L’élargissement du BRICS, à qui devraient se joindre non seulement la République islamique, mais aussi l’Argentine, l’Égypte, l’Éthiopie, l’Arabie saoudite et les Émirats arabes unis, vient contribuer à ce que le Pr Pierre Pahlavi qualifie de bloc anti-occidental.

Selon ce spécialiste œuvrant au Collège des Forces canadiennes, à Toronto, ce bloc, qualifié par les Occidentaux d’illibéral, de néo-westphalien, peu importe, est en train d’émerger, à défaut de se formaliser, et va de facto exister.

Cela fait des années que l’Iran cherche à conclure une alliance formelle avec l’un de ces États [membres de ce bloc], et ce traité se fait attendre. En même temps, c’est le mode opératoire très caractéristique des pays de cette nébuleuse, c’est d’agir dans la zone grise, poursuit le Pr Pahlavi en entrevue avec Radio-Canada.ca.

Autant les Occidentaux aiment la formalité, la signature d’accords, autant ces pays agissent un peu dans le brouillard, ce qui n’enlève rien à la force de leur collaboration. D’ailleurs, quand vous examinez le nombre de sphères de collaboration qui unissent ces pays, vous vous rendez compte qu’il y a bien quelque chose qui est en train de se tisser.
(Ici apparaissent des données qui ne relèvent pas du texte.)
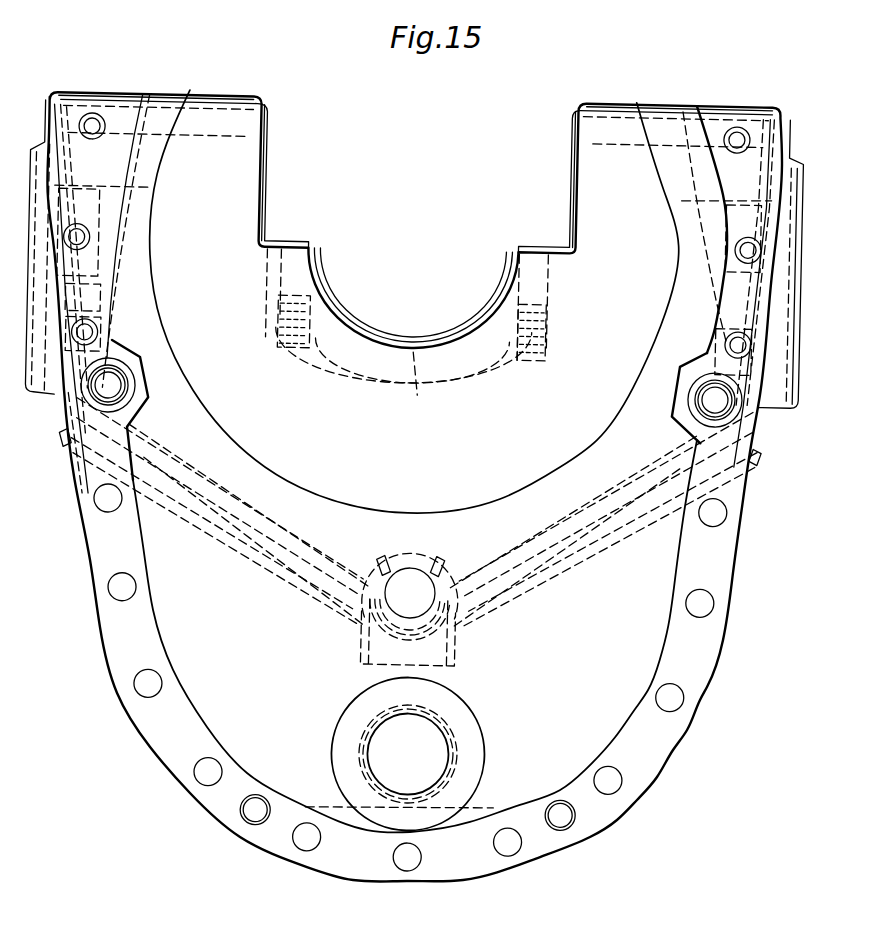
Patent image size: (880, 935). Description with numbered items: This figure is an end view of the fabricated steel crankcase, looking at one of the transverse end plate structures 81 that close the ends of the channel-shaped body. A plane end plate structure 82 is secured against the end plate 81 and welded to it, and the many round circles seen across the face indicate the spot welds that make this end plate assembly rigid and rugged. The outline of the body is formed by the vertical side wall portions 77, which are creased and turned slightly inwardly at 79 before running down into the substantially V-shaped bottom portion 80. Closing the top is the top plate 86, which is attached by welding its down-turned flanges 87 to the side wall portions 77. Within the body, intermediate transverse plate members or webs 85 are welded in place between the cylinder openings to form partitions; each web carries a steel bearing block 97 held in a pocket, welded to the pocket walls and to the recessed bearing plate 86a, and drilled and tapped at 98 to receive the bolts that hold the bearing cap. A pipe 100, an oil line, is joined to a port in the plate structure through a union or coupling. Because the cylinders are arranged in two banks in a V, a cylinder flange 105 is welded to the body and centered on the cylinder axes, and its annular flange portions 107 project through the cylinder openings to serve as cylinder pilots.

Mais ce rapprochement peut avoir un aspect un peu surprenant, puisque de l’avis du spécialiste, la signature du BRICS réunit des pays qui ont peu de choses en commun entre eux; vous avez l’Argentine, qui est censée être un pays proche de l’Occident; il y a l’Égypte, qui collabore avec l’Occident; et maintenant, il y a l’Iran. On a un peu une Arche de Noé, avec des pays très hétéroclites, mais qu’une chose rapproche.

Quoi donc? Ce rejet de la domination occidentale, ce rejet de l’ordre international dirigé par les États-Unis et mis en place depuis 1945, et depuis pérennisé et enrichi. Nous, en Occident, quand on regarde la guerre en Ukraine, on a l’impression que Vladimir Poutine est extrêmement isolé, qu’il a un appui timide de la part de Xi Jinping [le président chinois, NDLR], que l’Inde est ambivalente. Et en fait, on se rend compte, quand on regarde une carte mondiale, […] qu’il y a une connivence transcontinentale et globale entre ces pays, ajoute le Pr Pahlavi.

Il y a une masse qui est en train d’émerger, qui se coalise autour de ce rejet de ces valeurs occidentales. Beaucoup de pays en ont assez de se faire donner des leçons sur des questions de gestion des minorités, des questions du genre, des droits démocratiques, mentionne encore le spécialiste.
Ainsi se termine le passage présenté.